Composer Jonathan Dove says that when he first read Mansfield Park, he heard music: his imagination was fired by the way its heroine Fanny Price suffers in the most expressive silence. For his librettist Alasdair Middleton, this novel was not only suffused with theatre – its characters put on a real play to enact their own dramas – but it also had echoes of both Shakespeare and pantomime, with Fanny being Cordelia to her patron Sir Thomas Bertram’s Lear, and being at the same time a quintessential Cinderella.
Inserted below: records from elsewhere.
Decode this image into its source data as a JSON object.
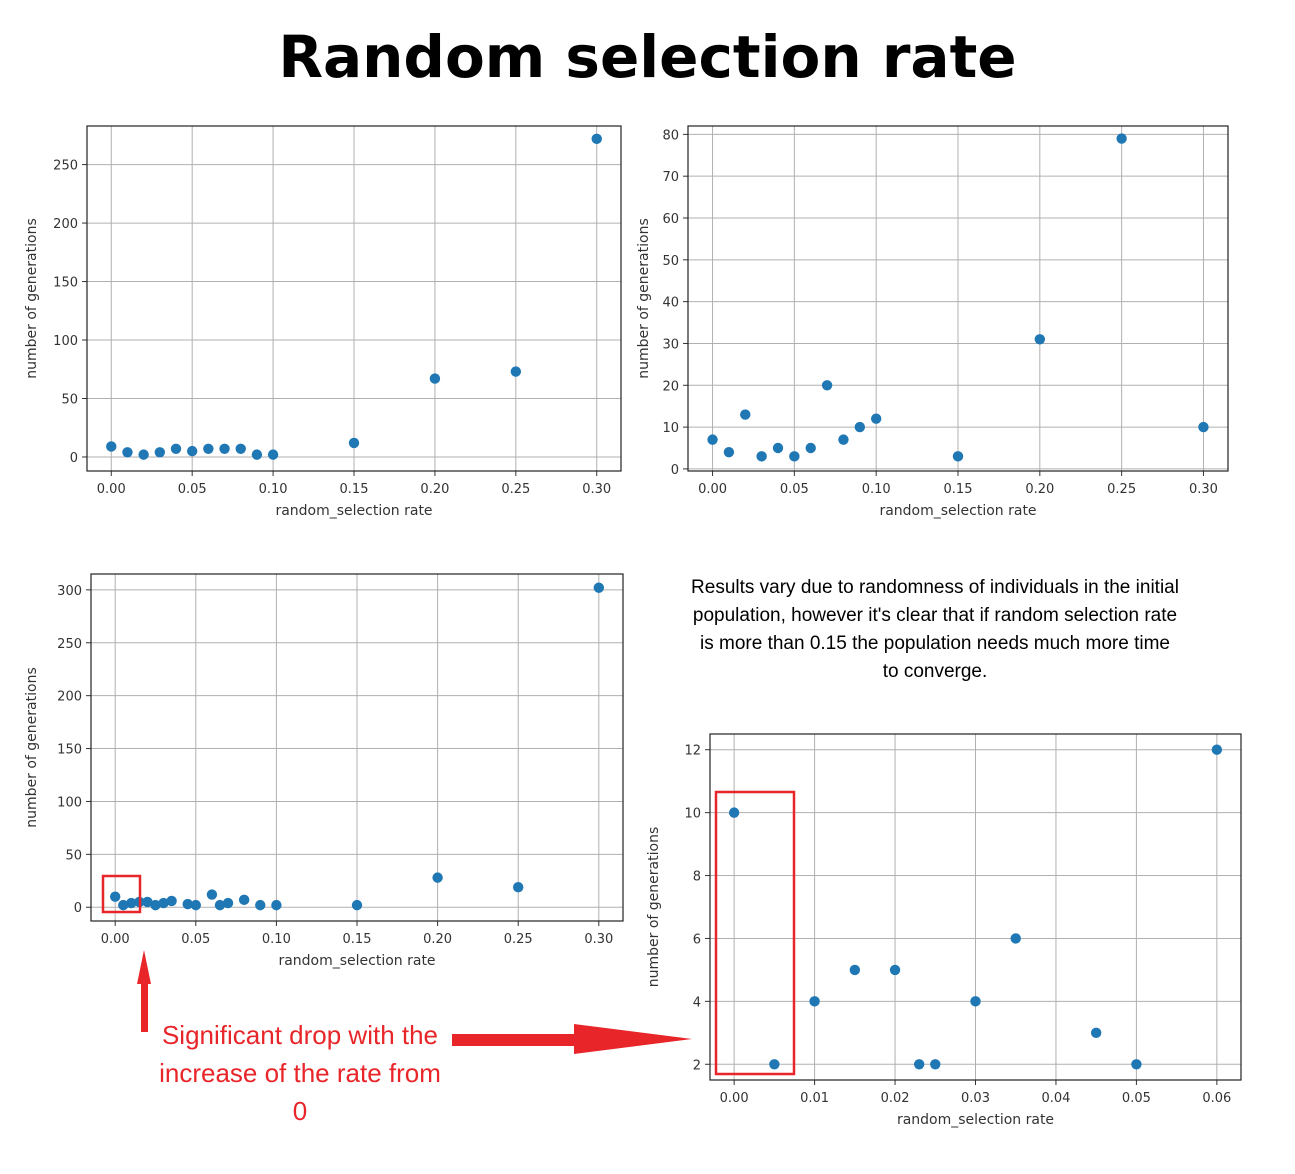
{
  "title": "Random selection rate",
  "note": "Results vary due to randomness of individuals in the initial population, however it's clear that if random selection rate is more than 0.15 the population needs much more time to converge.",
  "annotation": {
    "text": "Significant drop with the increase of the rate from 0",
    "color": "#e8262a"
  },
  "colors": {
    "marker": "#1f77b4",
    "grid": "#b0b0b0",
    "highlight": "#e8262a"
  },
  "chart_data": [
    {
      "type": "scatter",
      "xlabel": "random_selection rate",
      "ylabel": "number of generations",
      "xlim": [
        -0.015,
        0.315
      ],
      "ylim": [
        -12,
        283
      ],
      "xticks": [
        0.0,
        0.05,
        0.1,
        0.15,
        0.2,
        0.25,
        0.3
      ],
      "xtick_labels": [
        "0.00",
        "0.05",
        "0.10",
        "0.15",
        "0.20",
        "0.25",
        "0.30"
      ],
      "yticks": [
        0,
        50,
        100,
        150,
        200,
        250
      ],
      "ytick_labels": [
        "0",
        "50",
        "100",
        "150",
        "200",
        "250"
      ],
      "grid": true,
      "x": [
        0.0,
        0.01,
        0.02,
        0.03,
        0.04,
        0.05,
        0.06,
        0.07,
        0.08,
        0.09,
        0.1,
        0.15,
        0.2,
        0.25,
        0.3
      ],
      "y": [
        9,
        4,
        2,
        4,
        7,
        5,
        7,
        7,
        7,
        2,
        2,
        12,
        67,
        73,
        272
      ]
    },
    {
      "type": "scatter",
      "xlabel": "random_selection rate",
      "ylabel": "number of generations",
      "xlim": [
        -0.015,
        0.315
      ],
      "ylim": [
        -0.5,
        82
      ],
      "xticks": [
        0.0,
        0.05,
        0.1,
        0.15,
        0.2,
        0.25,
        0.3
      ],
      "xtick_labels": [
        "0.00",
        "0.05",
        "0.10",
        "0.15",
        "0.20",
        "0.25",
        "0.30"
      ],
      "yticks": [
        0,
        10,
        20,
        30,
        40,
        50,
        60,
        70,
        80
      ],
      "ytick_labels": [
        "0",
        "10",
        "20",
        "30",
        "40",
        "50",
        "60",
        "70",
        "80"
      ],
      "grid": true,
      "x": [
        0.0,
        0.01,
        0.02,
        0.03,
        0.04,
        0.05,
        0.06,
        0.07,
        0.08,
        0.09,
        0.1,
        0.15,
        0.2,
        0.25,
        0.3
      ],
      "y": [
        7,
        4,
        13,
        3,
        5,
        3,
        5,
        20,
        7,
        10,
        12,
        3,
        31,
        79,
        10
      ]
    },
    {
      "type": "scatter",
      "xlabel": "random_selection rate",
      "ylabel": "number of generations",
      "xlim": [
        -0.015,
        0.315
      ],
      "ylim": [
        -13,
        315
      ],
      "xticks": [
        0.0,
        0.05,
        0.1,
        0.15,
        0.2,
        0.25,
        0.3
      ],
      "xtick_labels": [
        "0.00",
        "0.05",
        "0.10",
        "0.15",
        "0.20",
        "0.25",
        "0.30"
      ],
      "yticks": [
        0,
        50,
        100,
        150,
        200,
        250,
        300
      ],
      "ytick_labels": [
        "0",
        "50",
        "100",
        "150",
        "200",
        "250",
        "300"
      ],
      "grid": true,
      "x": [
        0.0,
        0.005,
        0.01,
        0.015,
        0.02,
        0.025,
        0.03,
        0.035,
        0.045,
        0.05,
        0.06,
        0.065,
        0.07,
        0.08,
        0.09,
        0.1,
        0.15,
        0.2,
        0.25,
        0.3
      ],
      "y": [
        10,
        2,
        4,
        5,
        5,
        2,
        4,
        6,
        3,
        2,
        12,
        2,
        4,
        7,
        2,
        2,
        2,
        28,
        19,
        302
      ]
    },
    {
      "type": "scatter",
      "xlabel": "random_selection rate",
      "ylabel": "number of generations",
      "xlim": [
        -0.003,
        0.063
      ],
      "ylim": [
        1.5,
        12.5
      ],
      "xticks": [
        0.0,
        0.01,
        0.02,
        0.03,
        0.04,
        0.05,
        0.06
      ],
      "xtick_labels": [
        "0.00",
        "0.01",
        "0.02",
        "0.03",
        "0.04",
        "0.05",
        "0.06"
      ],
      "yticks": [
        2,
        4,
        6,
        8,
        10,
        12
      ],
      "ytick_labels": [
        "2",
        "4",
        "6",
        "8",
        "10",
        "12"
      ],
      "grid": true,
      "x": [
        0.0,
        0.005,
        0.01,
        0.015,
        0.02,
        0.023,
        0.025,
        0.03,
        0.035,
        0.045,
        0.05,
        0.06
      ],
      "y": [
        10,
        2,
        4,
        5,
        5,
        2,
        2,
        4,
        6,
        3,
        2,
        12
      ]
    }
  ]
}
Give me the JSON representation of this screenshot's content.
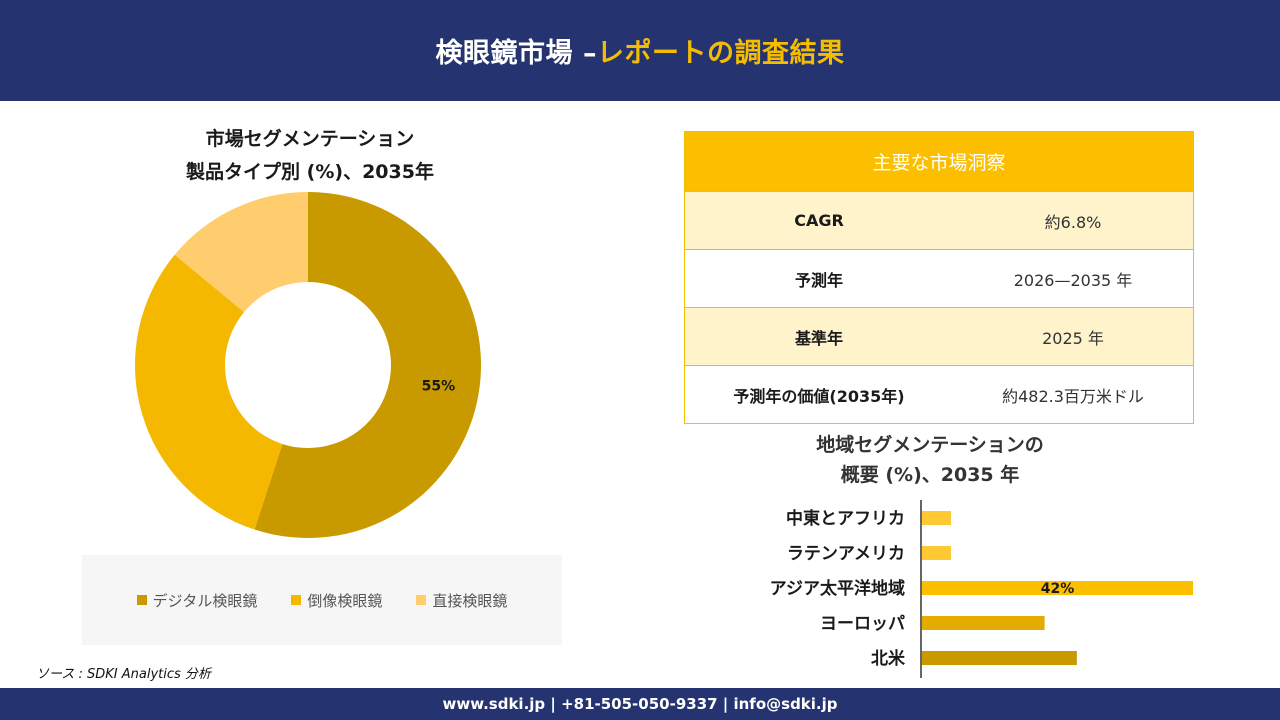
{
  "header": {
    "title_main": "検眼鏡市場 –",
    "title_accent": "レポートの調査結果"
  },
  "chart_data": [
    {
      "type": "pie",
      "title_line1": "市場セグメンテーション",
      "title_line2": "製品タイプ別 (%)、2035年",
      "categories": [
        "デジタル検眼鏡",
        "倒像検眼鏡",
        "直接検眼鏡"
      ],
      "values": [
        55,
        31,
        14
      ],
      "data_labels": [
        "55%",
        "",
        ""
      ],
      "colors": [
        "#c89a00",
        "#f5b800",
        "#ffcc6e"
      ],
      "legend_position": "bottom"
    },
    {
      "type": "bar",
      "orientation": "horizontal",
      "title_line1": "地域セグメンテーションの",
      "title_line2": "概要 (%)、2035 年",
      "categories": [
        "中東とアフリカ",
        "ラテンアメリカ",
        "アジア太平洋地域",
        "ヨーロッパ",
        "北米"
      ],
      "values": [
        4.5,
        4.5,
        42,
        19,
        24
      ],
      "data_labels": [
        "",
        "",
        "42%",
        "",
        ""
      ],
      "colors": [
        "#ffc933",
        "#ffc933",
        "#fcbf00",
        "#e4ab00",
        "#c99a00"
      ],
      "xlim": [
        0,
        42
      ]
    }
  ],
  "insights": {
    "title": "主要な市場洞察",
    "rows": [
      {
        "label": "CAGR",
        "value": "約6.8%"
      },
      {
        "label": "予測年",
        "value": "2026—2035 年"
      },
      {
        "label": "基準年",
        "value": "2025 年"
      },
      {
        "label": "予測年の価値(2035年)",
        "value": "約482.3百万米ドル"
      }
    ]
  },
  "source": "ソース : SDKI Analytics 分析",
  "footer": "www.sdki.jp | +81-505-050-9337 | info@sdki.jp"
}
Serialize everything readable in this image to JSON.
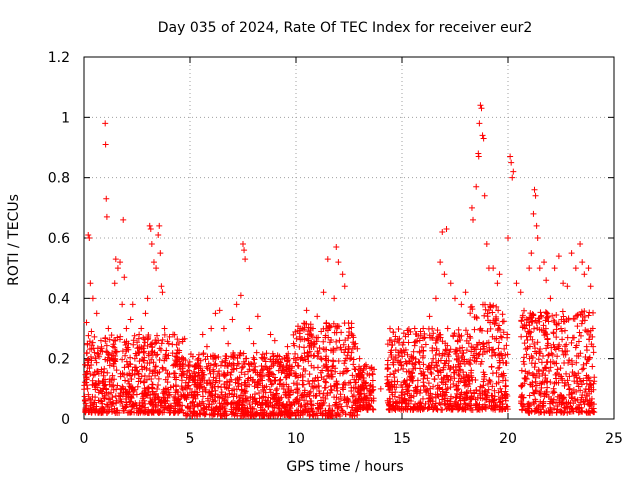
{
  "chart_data": {
    "type": "scatter",
    "title": "Day 035 of 2024, Rate Of TEC Index for receiver eur2",
    "xlabel": "GPS time / hours",
    "ylabel": "ROTI / TECUs",
    "xlim": [
      0,
      25
    ],
    "ylim": [
      0,
      1.2
    ],
    "x_ticks": [
      0,
      5,
      10,
      15,
      20,
      25
    ],
    "x_tick_labels": [
      "0",
      "5",
      "10",
      "15",
      "20",
      "25"
    ],
    "y_ticks": [
      0,
      0.2,
      0.4,
      0.6,
      0.8,
      1.0,
      1.2
    ],
    "y_tick_labels": [
      "0",
      "0.2",
      "0.4",
      "0.6",
      "0.8",
      "1",
      "1.2"
    ],
    "grid": true,
    "marker": "+",
    "color": "#ff0000",
    "series": [
      {
        "points": [
          [
            0.05,
            0.18
          ],
          [
            0.12,
            0.32
          ],
          [
            0.2,
            0.61
          ],
          [
            0.25,
            0.6
          ],
          [
            0.3,
            0.45
          ],
          [
            0.35,
            0.29
          ],
          [
            0.42,
            0.4
          ],
          [
            0.5,
            0.22
          ],
          [
            0.6,
            0.35
          ],
          [
            0.7,
            0.15
          ],
          [
            0.8,
            0.26
          ],
          [
            0.9,
            0.1
          ],
          [
            1.0,
            0.98
          ],
          [
            1.02,
            0.91
          ],
          [
            1.05,
            0.73
          ],
          [
            1.08,
            0.67
          ],
          [
            1.15,
            0.3
          ],
          [
            1.3,
            0.2
          ],
          [
            1.45,
            0.45
          ],
          [
            1.5,
            0.53
          ],
          [
            1.6,
            0.5
          ],
          [
            1.7,
            0.52
          ],
          [
            1.8,
            0.38
          ],
          [
            1.85,
            0.66
          ],
          [
            1.9,
            0.47
          ],
          [
            2.0,
            0.3
          ],
          [
            2.1,
            0.25
          ],
          [
            2.2,
            0.33
          ],
          [
            2.3,
            0.38
          ],
          [
            2.4,
            0.2
          ],
          [
            2.5,
            0.16
          ],
          [
            2.6,
            0.28
          ],
          [
            2.7,
            0.3
          ],
          [
            2.8,
            0.22
          ],
          [
            2.9,
            0.35
          ],
          [
            3.0,
            0.4
          ],
          [
            3.1,
            0.64
          ],
          [
            3.15,
            0.63
          ],
          [
            3.2,
            0.58
          ],
          [
            3.3,
            0.52
          ],
          [
            3.4,
            0.5
          ],
          [
            3.5,
            0.61
          ],
          [
            3.55,
            0.64
          ],
          [
            3.6,
            0.55
          ],
          [
            3.65,
            0.44
          ],
          [
            3.7,
            0.42
          ],
          [
            3.8,
            0.3
          ],
          [
            3.9,
            0.2
          ],
          [
            4.0,
            0.25
          ],
          [
            4.2,
            0.28
          ],
          [
            4.4,
            0.18
          ],
          [
            4.6,
            0.15
          ],
          [
            4.8,
            0.12
          ],
          [
            5.0,
            0.1
          ],
          [
            5.2,
            0.14
          ],
          [
            5.4,
            0.2
          ],
          [
            5.6,
            0.28
          ],
          [
            5.8,
            0.24
          ],
          [
            6.0,
            0.3
          ],
          [
            6.2,
            0.35
          ],
          [
            6.4,
            0.36
          ],
          [
            6.6,
            0.3
          ],
          [
            6.8,
            0.25
          ],
          [
            7.0,
            0.33
          ],
          [
            7.2,
            0.38
          ],
          [
            7.4,
            0.41
          ],
          [
            7.5,
            0.58
          ],
          [
            7.55,
            0.56
          ],
          [
            7.6,
            0.53
          ],
          [
            7.8,
            0.3
          ],
          [
            8.0,
            0.25
          ],
          [
            8.2,
            0.34
          ],
          [
            8.5,
            0.2
          ],
          [
            8.8,
            0.28
          ],
          [
            9.0,
            0.26
          ],
          [
            9.3,
            0.18
          ],
          [
            9.6,
            0.24
          ],
          [
            9.9,
            0.2
          ],
          [
            10.2,
            0.3
          ],
          [
            10.5,
            0.36
          ],
          [
            10.8,
            0.3
          ],
          [
            11.0,
            0.34
          ],
          [
            11.3,
            0.42
          ],
          [
            11.5,
            0.53
          ],
          [
            11.8,
            0.4
          ],
          [
            11.9,
            0.57
          ],
          [
            12.0,
            0.52
          ],
          [
            12.2,
            0.48
          ],
          [
            12.3,
            0.44
          ],
          [
            12.5,
            0.3
          ],
          [
            12.8,
            0.25
          ],
          [
            13.0,
            0.2
          ],
          [
            13.3,
            0.18
          ],
          [
            13.6,
            0.15
          ],
          [
            14.0,
            0.1
          ],
          [
            14.3,
            0.14
          ],
          [
            14.6,
            0.18
          ],
          [
            15.0,
            0.22
          ],
          [
            15.3,
            0.28
          ],
          [
            15.6,
            0.3
          ],
          [
            16.0,
            0.3
          ],
          [
            16.3,
            0.34
          ],
          [
            16.6,
            0.4
          ],
          [
            16.8,
            0.52
          ],
          [
            16.9,
            0.62
          ],
          [
            17.0,
            0.48
          ],
          [
            17.1,
            0.63
          ],
          [
            17.3,
            0.45
          ],
          [
            17.5,
            0.4
          ],
          [
            17.8,
            0.38
          ],
          [
            18.0,
            0.42
          ],
          [
            18.3,
            0.7
          ],
          [
            18.35,
            0.66
          ],
          [
            18.5,
            0.77
          ],
          [
            18.6,
            0.88
          ],
          [
            18.62,
            0.87
          ],
          [
            18.65,
            0.98
          ],
          [
            18.7,
            1.04
          ],
          [
            18.75,
            1.03
          ],
          [
            18.8,
            0.94
          ],
          [
            18.85,
            0.93
          ],
          [
            18.9,
            0.74
          ],
          [
            19.0,
            0.58
          ],
          [
            19.1,
            0.5
          ],
          [
            19.3,
            0.5
          ],
          [
            19.5,
            0.45
          ],
          [
            19.6,
            0.48
          ],
          [
            20.0,
            0.6
          ],
          [
            20.1,
            0.87
          ],
          [
            20.15,
            0.85
          ],
          [
            20.2,
            0.8
          ],
          [
            20.25,
            0.82
          ],
          [
            20.4,
            0.45
          ],
          [
            20.6,
            0.42
          ],
          [
            20.8,
            0.3
          ],
          [
            21.0,
            0.5
          ],
          [
            21.1,
            0.55
          ],
          [
            21.2,
            0.68
          ],
          [
            21.25,
            0.76
          ],
          [
            21.3,
            0.74
          ],
          [
            21.35,
            0.64
          ],
          [
            21.4,
            0.6
          ],
          [
            21.5,
            0.5
          ],
          [
            21.7,
            0.52
          ],
          [
            21.8,
            0.46
          ],
          [
            22.0,
            0.4
          ],
          [
            22.2,
            0.5
          ],
          [
            22.4,
            0.54
          ],
          [
            22.5,
            0.3
          ],
          [
            22.6,
            0.45
          ],
          [
            22.8,
            0.44
          ],
          [
            23.0,
            0.55
          ],
          [
            23.2,
            0.5
          ],
          [
            23.4,
            0.58
          ],
          [
            23.5,
            0.52
          ],
          [
            23.6,
            0.48
          ],
          [
            23.8,
            0.5
          ],
          [
            23.9,
            0.44
          ],
          [
            24.0,
            0.3
          ]
        ],
        "dense_band": {
          "note_free_values": true,
          "segments": [
            [
              0.0,
              4.8,
              0.02,
              0.28
            ],
            [
              4.8,
              9.8,
              0.01,
              0.22
            ],
            [
              9.8,
              12.9,
              0.01,
              0.32
            ],
            [
              12.9,
              13.7,
              0.03,
              0.18
            ],
            [
              14.3,
              18.2,
              0.03,
              0.3
            ],
            [
              18.2,
              20.0,
              0.03,
              0.38
            ],
            [
              20.6,
              24.1,
              0.02,
              0.36
            ]
          ]
        }
      }
    ]
  }
}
But Dove and Middleton had no interest in making this a conventional opera. They decided to create a piece which could be performed in a stately home with piano accompaniment, in a manner which would have been familiar to Austen and her friends: a ‘chamber’ opera in the literal sense of the word. The house would be the set, with the action surrounding the audience. Hampstead Garden Opera’s boss Alastair Macgeorge was up for it, and his brave little company’s auditorium – created a century ago for ‘Balls, Cinderellas and Concerts’ – offered the ideal venue.

And that it is. Ten singers in period costume perform in the simulacrum of a Regency drawing room big enough to accommodate a ball and an amateur play, with an ‘upstairs’ platform for Fanny’s room: it genuinely does feel like Mansfield Park. Jane Austen’s prophetic social panorama is necessarily reduced to its more manageable elements – we get no whiff of Fanny’s grimy origins in Portsmouth – but the underlying clash of moralities (old Tory decency versus nouveau-riche opportunism) comes clearly across. Those not familiar with the novel get a helpfully detailed synopsis: those who love it will recognise some of its choicest moments.

The singers are either semi-amateurs or fledgling professionals, but under Oliver-John Ruthven’s direction and with two brilliant young pianists they put on a sparkling show. William Davies’s Rushworth is a comic booby with pathos, William Morgan’s Crawford is louche and persuasive, and Teresa Pells is utterly convincing as the coquettish and scheming Maria; Sarah Denbee projects veiled power as Fanny. And if the score carries echoes of Sondheim, that’s nothing to be ashamed of: Dove’s theatrical judgment is impeccable, and his brightly-coloured music with its duets, quartets, and tuttis bowls delightfully along.